Zodiac Mindwarp & The Love Reaction We Are Volsung
SPV/Steamhammer
Dripping with pure gonzo rock action, Zodiac Mindwarp & The Love Reaction have endured decades of decadence, befouling the sex, drugs, and rock n’ roll idiom with a more dangerous brand of sex, far deadlier drugs, and a nastier, sleazier style of rock n’ roll. Led by the tattooed beat messiah himself, Mark Manning, artist, wordsmith, and debauched raconteur, and guitarist Cobalt Stargazer, the Duffy to Manning’s Astbury, Zodiac Mindwarp & The Love Reaction have earned a cult following by pushing a larger than life libido up the tailpipe of any teenage runaway (girl or boy…they don’t discriminate) hungry for a backseat education. We Are Volsung then, the band’s sixth full-length, is every bit the riff riot you’ve come to expect from these vaudeville villains, liquor-drenched, leather-chapped viking rock, hard charging and chest thumping, with more of a nod to Norse mythology than back alley hi-jinx. Man, with classic, unbeatable songs like the title track, “Stark Von Oben,” “We Ride,” and “White Trash,” as well as the mean-boned rattlesnake slide of “Kill A Mockingbird,” who cares if Turbonegro ever gets their shit sorted out. And if you’re worried that Manning and Stargazer might be getting long in the tooth, don’t, because they continue to surround themselves with young destroyers with names like Jack Shitt and The Cat, and they can still sink each one of their pearly switchblades deep into your flesh and make you love every minute of it.

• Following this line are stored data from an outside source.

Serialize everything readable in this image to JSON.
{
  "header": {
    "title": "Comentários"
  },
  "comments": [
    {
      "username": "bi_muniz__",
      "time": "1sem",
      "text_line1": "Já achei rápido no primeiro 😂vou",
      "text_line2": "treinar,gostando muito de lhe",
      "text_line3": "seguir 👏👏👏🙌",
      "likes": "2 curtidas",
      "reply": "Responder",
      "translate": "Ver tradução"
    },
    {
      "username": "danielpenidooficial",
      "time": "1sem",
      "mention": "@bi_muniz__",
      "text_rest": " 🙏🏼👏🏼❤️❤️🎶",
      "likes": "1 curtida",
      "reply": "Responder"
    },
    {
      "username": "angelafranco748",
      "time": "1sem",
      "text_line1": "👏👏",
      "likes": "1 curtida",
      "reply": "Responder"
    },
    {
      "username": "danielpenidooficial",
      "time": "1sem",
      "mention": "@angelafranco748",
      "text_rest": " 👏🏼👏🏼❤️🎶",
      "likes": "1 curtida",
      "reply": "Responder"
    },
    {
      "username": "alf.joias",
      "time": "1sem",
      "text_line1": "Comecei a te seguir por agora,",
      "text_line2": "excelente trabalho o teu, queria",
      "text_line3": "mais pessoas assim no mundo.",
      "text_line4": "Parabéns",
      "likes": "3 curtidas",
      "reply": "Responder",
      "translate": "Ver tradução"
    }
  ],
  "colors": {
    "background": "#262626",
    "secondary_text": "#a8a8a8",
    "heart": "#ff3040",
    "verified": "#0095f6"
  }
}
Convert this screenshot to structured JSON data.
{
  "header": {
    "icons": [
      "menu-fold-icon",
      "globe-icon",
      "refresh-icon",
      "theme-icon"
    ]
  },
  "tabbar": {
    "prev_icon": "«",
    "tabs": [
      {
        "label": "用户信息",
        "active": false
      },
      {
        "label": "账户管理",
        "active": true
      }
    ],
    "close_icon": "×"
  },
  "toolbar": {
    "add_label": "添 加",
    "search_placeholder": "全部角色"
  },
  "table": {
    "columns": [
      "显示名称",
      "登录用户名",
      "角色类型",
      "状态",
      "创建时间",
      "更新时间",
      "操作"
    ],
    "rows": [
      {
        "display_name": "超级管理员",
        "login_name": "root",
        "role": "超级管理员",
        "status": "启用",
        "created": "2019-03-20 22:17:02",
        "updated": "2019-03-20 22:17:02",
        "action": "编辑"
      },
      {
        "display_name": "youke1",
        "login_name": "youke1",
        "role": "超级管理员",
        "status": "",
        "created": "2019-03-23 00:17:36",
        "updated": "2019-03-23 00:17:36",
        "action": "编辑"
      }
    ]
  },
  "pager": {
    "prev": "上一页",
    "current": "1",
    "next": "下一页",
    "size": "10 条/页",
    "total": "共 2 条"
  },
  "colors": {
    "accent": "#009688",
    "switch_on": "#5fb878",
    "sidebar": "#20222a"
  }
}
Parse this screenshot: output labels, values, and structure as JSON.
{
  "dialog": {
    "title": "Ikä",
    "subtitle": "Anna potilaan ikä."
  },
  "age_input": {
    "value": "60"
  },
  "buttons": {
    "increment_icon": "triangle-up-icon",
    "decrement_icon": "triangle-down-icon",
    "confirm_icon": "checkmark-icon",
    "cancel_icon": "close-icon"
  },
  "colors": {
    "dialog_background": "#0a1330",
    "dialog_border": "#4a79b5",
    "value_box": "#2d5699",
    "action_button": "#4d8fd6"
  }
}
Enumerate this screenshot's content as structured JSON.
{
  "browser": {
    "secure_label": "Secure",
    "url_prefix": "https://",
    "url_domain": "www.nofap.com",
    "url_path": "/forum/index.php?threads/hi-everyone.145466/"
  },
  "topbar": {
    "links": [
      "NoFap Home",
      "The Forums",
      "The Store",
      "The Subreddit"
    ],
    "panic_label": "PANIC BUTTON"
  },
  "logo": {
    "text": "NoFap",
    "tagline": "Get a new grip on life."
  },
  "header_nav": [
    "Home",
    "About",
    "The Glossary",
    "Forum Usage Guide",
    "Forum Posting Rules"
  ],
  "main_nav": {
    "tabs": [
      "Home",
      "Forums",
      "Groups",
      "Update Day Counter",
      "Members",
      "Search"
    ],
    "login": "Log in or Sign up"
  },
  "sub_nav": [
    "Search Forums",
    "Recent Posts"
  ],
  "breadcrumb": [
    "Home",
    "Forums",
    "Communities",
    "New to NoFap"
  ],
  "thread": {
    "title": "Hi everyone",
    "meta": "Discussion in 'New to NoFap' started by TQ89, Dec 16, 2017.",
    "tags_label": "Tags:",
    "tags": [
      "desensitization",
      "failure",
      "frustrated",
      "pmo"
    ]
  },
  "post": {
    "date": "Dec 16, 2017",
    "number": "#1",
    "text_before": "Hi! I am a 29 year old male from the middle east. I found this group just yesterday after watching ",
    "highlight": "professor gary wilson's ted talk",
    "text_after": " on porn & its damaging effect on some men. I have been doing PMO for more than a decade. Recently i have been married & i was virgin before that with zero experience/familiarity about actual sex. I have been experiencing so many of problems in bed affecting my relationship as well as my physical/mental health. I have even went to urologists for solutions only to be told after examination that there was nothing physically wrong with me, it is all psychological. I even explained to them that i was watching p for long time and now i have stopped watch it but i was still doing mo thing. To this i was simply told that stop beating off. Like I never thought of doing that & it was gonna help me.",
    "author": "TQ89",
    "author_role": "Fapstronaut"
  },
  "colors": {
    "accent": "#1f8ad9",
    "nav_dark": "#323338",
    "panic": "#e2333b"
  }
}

I don’t know if Gozu got their name from the bizarro Japanese film or not but I’m just gonna go ahead and assume they did because it makes ‘em that much better, brother. Grand theater of perversion and fear? You better believe it. Some of the song titles on Locust Season, their Small Stone debut, read like a ransom note cut from a 1980s TV Guide (“Regal Beagle,” “Kam Fong As Chin Ho,” and “Jan-Michael Vincent”) while some could be contents found in any serial killer’s tickle trunk (“Meth Cowboy,” “Jamaican Luau,” and “Meat Charger”). They might as well be singing about Yakuza attack dogs or bottles of breast milk or a soup ladle up the ass is what I’m getting at here, man, and with the lo-desert chicanery blasting away behind it all, I feel like all four walls are closing in on me fast and hard. The whole damn deal is raw, reeks of rancid rubber, and is as rough n’ tumble as a Boston bar brawl. Imagine a heavier Queens of the Stone Age with the sun-kissed flavour of Fu Manchu, the motorcycle madness of Valis, and the time traveling blues of Orange Goblin, and you’ve got yourself the gonzo glory of Gozu. A dope album in every sense of the word.